What are we really trying to accomplish? Do I want to win the argument, make my conflict partner feel bad for having that view, or do I want to solve the problem, build the relationship, or offer alternatives?

Don’t Assume

It’s tempting to assume my partner knows what I’m thinking, or that they should know. I mean doesn’t everyone think the way I do? We’re in the middle of a pandemic. It seems only wise to take precautions. Doesn’t it? Maybe. Maybe not. Maybe other values feel more urgent.

Educate

It helps me to think that in any heated conversation, the parties are trying to educate each other on what things look like from their window on the world. If I think of my partner as my teacher, it changes me. I become more receptive, even if I don’t agree with them. And I become their teacher. I’m not trying to sell them on anything, just let them see what it looks like on my planet.
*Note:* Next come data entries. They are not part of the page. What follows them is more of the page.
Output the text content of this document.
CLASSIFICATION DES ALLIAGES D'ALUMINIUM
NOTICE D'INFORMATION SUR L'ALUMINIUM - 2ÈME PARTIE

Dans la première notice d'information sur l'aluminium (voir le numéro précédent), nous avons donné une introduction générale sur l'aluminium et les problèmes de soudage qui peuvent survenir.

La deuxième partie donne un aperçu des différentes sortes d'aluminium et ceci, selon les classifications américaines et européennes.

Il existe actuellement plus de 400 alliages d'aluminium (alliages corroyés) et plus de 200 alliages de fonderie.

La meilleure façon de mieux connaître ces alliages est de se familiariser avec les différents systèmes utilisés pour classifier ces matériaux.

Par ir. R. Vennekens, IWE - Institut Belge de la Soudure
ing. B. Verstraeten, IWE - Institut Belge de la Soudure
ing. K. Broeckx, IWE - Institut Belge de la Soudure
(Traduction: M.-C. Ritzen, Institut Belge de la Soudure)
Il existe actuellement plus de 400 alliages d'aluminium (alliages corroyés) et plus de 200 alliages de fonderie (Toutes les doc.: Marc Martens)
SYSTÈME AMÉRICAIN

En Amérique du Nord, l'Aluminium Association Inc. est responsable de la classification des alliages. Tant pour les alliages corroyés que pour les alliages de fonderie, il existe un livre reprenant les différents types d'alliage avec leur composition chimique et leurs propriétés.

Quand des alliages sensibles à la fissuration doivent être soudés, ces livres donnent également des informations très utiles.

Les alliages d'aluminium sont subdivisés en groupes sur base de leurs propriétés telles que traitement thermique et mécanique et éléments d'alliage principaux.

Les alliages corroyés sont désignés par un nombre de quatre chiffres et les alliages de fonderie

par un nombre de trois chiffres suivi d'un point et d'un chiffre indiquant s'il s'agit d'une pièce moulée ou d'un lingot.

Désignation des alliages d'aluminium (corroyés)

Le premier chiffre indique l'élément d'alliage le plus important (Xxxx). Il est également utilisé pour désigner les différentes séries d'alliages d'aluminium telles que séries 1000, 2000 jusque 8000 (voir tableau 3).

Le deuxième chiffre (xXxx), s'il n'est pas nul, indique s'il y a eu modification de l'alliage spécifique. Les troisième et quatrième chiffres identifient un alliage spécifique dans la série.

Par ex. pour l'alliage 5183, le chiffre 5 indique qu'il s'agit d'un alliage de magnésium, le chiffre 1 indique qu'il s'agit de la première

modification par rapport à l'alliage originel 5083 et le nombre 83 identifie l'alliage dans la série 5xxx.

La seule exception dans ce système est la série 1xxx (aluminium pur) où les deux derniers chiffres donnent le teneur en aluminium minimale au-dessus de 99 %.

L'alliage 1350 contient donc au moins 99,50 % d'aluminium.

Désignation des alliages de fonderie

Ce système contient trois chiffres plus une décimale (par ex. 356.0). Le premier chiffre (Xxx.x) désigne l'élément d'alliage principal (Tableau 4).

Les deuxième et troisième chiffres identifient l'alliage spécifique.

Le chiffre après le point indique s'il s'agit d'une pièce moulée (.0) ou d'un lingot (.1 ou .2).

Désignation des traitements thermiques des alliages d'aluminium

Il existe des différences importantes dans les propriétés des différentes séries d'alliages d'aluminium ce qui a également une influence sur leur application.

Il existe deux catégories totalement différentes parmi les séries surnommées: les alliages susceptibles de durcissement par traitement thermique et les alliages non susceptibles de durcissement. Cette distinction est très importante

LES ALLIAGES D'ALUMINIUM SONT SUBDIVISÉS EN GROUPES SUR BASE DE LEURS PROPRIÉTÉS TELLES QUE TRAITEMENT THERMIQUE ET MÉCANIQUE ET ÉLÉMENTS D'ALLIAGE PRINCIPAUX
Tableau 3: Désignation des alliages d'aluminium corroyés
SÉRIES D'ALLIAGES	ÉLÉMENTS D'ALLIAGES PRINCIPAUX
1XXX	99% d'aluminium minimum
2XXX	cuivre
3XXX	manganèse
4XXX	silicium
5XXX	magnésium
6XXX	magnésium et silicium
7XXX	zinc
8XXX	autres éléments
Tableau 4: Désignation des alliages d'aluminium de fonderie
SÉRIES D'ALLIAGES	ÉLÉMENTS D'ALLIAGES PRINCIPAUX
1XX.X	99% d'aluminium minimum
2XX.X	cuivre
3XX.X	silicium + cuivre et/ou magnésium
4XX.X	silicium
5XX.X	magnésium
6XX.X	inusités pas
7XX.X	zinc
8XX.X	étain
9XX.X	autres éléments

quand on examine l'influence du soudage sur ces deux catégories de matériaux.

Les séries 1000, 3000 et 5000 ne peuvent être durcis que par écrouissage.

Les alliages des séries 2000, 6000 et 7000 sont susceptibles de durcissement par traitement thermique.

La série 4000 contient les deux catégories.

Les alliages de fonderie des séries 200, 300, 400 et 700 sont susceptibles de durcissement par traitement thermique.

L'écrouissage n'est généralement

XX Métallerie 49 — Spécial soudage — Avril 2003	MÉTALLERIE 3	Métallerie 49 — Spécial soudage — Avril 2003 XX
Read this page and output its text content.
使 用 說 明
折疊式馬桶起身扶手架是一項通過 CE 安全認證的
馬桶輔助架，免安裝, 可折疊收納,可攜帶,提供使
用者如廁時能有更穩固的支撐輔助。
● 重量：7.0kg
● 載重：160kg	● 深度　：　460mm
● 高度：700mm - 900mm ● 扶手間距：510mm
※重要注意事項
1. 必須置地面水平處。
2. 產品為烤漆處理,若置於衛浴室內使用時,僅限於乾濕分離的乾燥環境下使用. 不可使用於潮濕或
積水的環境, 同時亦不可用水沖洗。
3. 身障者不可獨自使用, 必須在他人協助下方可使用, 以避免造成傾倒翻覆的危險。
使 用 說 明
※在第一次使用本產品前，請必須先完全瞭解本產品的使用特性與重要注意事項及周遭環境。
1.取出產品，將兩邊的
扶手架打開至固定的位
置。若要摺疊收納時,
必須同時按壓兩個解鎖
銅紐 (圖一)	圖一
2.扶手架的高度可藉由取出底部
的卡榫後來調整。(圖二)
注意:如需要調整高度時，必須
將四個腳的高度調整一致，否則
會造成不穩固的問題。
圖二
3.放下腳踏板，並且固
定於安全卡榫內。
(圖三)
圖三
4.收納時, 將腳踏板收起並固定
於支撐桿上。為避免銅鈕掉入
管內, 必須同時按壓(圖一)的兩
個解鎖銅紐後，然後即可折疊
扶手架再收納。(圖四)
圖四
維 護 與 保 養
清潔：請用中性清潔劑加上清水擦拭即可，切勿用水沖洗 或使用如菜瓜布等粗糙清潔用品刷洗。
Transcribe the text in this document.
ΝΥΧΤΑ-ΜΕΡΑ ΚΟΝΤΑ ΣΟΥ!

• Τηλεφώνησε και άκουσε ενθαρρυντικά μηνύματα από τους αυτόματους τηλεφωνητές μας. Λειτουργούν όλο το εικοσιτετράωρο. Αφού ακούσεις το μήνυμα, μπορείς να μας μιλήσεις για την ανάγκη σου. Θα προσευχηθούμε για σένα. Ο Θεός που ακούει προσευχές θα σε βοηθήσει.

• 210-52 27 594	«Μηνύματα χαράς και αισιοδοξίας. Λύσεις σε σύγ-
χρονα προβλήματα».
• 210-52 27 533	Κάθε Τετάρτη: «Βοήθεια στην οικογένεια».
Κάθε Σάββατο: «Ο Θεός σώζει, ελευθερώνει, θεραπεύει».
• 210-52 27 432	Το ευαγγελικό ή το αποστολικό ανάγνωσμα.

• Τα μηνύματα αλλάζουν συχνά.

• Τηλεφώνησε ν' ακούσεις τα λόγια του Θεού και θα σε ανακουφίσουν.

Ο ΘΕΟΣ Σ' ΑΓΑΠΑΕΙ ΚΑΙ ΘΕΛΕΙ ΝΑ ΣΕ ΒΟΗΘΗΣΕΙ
Looking Through Their Window

Author Sheila Heen tells the story of a car trip with her 2-year-old son. He’s in his car seat in the back. When Sheila stops at a traffic light and asks how the traffic light works, her son says, “We go on red and we stop on green, Mommy.” He’s quite adamant about his view, despite Sheila’s explanation about how the red light/green light system actually works. She’s stumped until they arrive at their destination (also at a lighted intersection). She exits the car and goes to the back door to extract her son. Upon leaning in to lift him out of his car seat, she happens to notice that the only view he has is from the side window. He can’t see the traffic light in front of the car; he can only see the traffic light on the side street. In his view of the world, we do indeed go on red and stop on green.

I’m still practicing, too, and I like to think that the next time I feel sure I’m right about something (even if I am, in fact, right), instead of trying to sell my partner on my view, maybe I’ll jump into the back seat and look through their window.

We don’t see what they see. They don’t see what we see. How can we help each other see through our window? How can we possibly solve a problem without seeing through theirs?